A New Decade

At the turn of the last decade, I had thrown myself months of birthday parties celebrating my 30th. I was pregnant with two girl babies and I knew all the seeds that had been planted in my 20s were going to bear fruit in the coming years. It would be a decade of harvest.

My harvest looked like:

Double portions of blessing- like twin girls being born healthy, Marwa and Jessica then later Tamar supporting our family as beloved ‘sister wives’ (though not sharing a husband), beautiful beach travel, Barcelona without kids, significant career & financial success for my husband in his corporate career, radical generosity that catapulted relationship and faith maturity, and so many roommates through our 100 year old craftsman bungalow.

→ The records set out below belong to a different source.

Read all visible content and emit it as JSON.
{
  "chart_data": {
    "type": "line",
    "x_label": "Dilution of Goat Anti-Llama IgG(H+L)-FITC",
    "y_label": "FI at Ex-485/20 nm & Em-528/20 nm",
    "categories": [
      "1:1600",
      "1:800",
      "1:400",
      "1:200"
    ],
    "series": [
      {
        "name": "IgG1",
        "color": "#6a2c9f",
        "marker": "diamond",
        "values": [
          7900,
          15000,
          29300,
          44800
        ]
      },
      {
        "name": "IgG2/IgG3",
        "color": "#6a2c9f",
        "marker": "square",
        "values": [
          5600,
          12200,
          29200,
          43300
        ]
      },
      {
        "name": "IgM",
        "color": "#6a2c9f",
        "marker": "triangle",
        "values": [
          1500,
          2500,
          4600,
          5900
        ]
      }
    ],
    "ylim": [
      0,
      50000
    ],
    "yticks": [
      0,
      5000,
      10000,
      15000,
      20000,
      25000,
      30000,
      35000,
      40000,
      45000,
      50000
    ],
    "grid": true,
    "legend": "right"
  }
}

But there was also struggle. I experienced a persistent depression rooted in old wounds and childhood pain- it was the Lord inviting to experience healing there. My marriage was gutted and passing exit 2 on I-71 south on a cold day, I foresaw my divorce in a lawyer’s conference room five year in the future, passing signature papers over a mahogany table, which prompted a change in our marriage, and a repentant apology from me that night. It was that year my marriage really began. I’m thankful for the happy hormone fueled beginning years of our life together. I still revisit the memories we made like a mothers of a smelly disrespectful teenagers would return to the heart filling remembrance of a powder scented sleeping infant on their chest. It elicits an dopamine buzz and if I dwell there long enough I can generate the emotional euphoria of that naive love. But once the emotions were supplanted by midnight feedings and roof leaks, we saw each other as we were, not as we hoped to be on our best of days some time in the future when we were more evolved. We were broken. Our relationship was bankrupt. There were no reserves to draw from.

We saw our marriage restored and a new vision of our life and family birthed.

Darrin started a new business. It failed.

I sold my business. I thought it was my life’s work. I promptly entered into a career crisis. Isn’t that what you do when you thought you had achieved your life’s work and hand it off to be someone else’s life’s work?

We began foster parenting. Our first little guy is now adopted and thriving. He said he made Santa’s Nice List this year. We took in a teenager, growing our family to 5 kids for a year. She is safe and happily living independently where no one tells her what to do. I am coming into a new normal where I release what I think is best for her so that I can love her freely. I am still learning. It still hurts.

Darrin started a new business. He raised millions of dollars in venture capital. It’s been the leanest financial years of our family.

I ponder what the coming decade may hold with such optimism. I grind my teeth over what the coming year has. I am still turning over the ideas in my mind and pushing them onto an altar in surrender to a plan that’s greater than mine.

As I anxiously await to to plan for and what to ask of the Father for what’s ahead, I am dwelling in the Truth that it’s something worthy of my hope. It’s fruitful. And as I seek Him, I’ll discover Him. Maybe I’ll even stop grinding my teeth.

For I know the plans I have for you,” declares the Lord, “plans to prosper you and not to harm you, plans to give you hope and a future.  Then you will call on me and come and pray to me, and I will listen to you.   You will seek me and find me when you seek me with all your heart.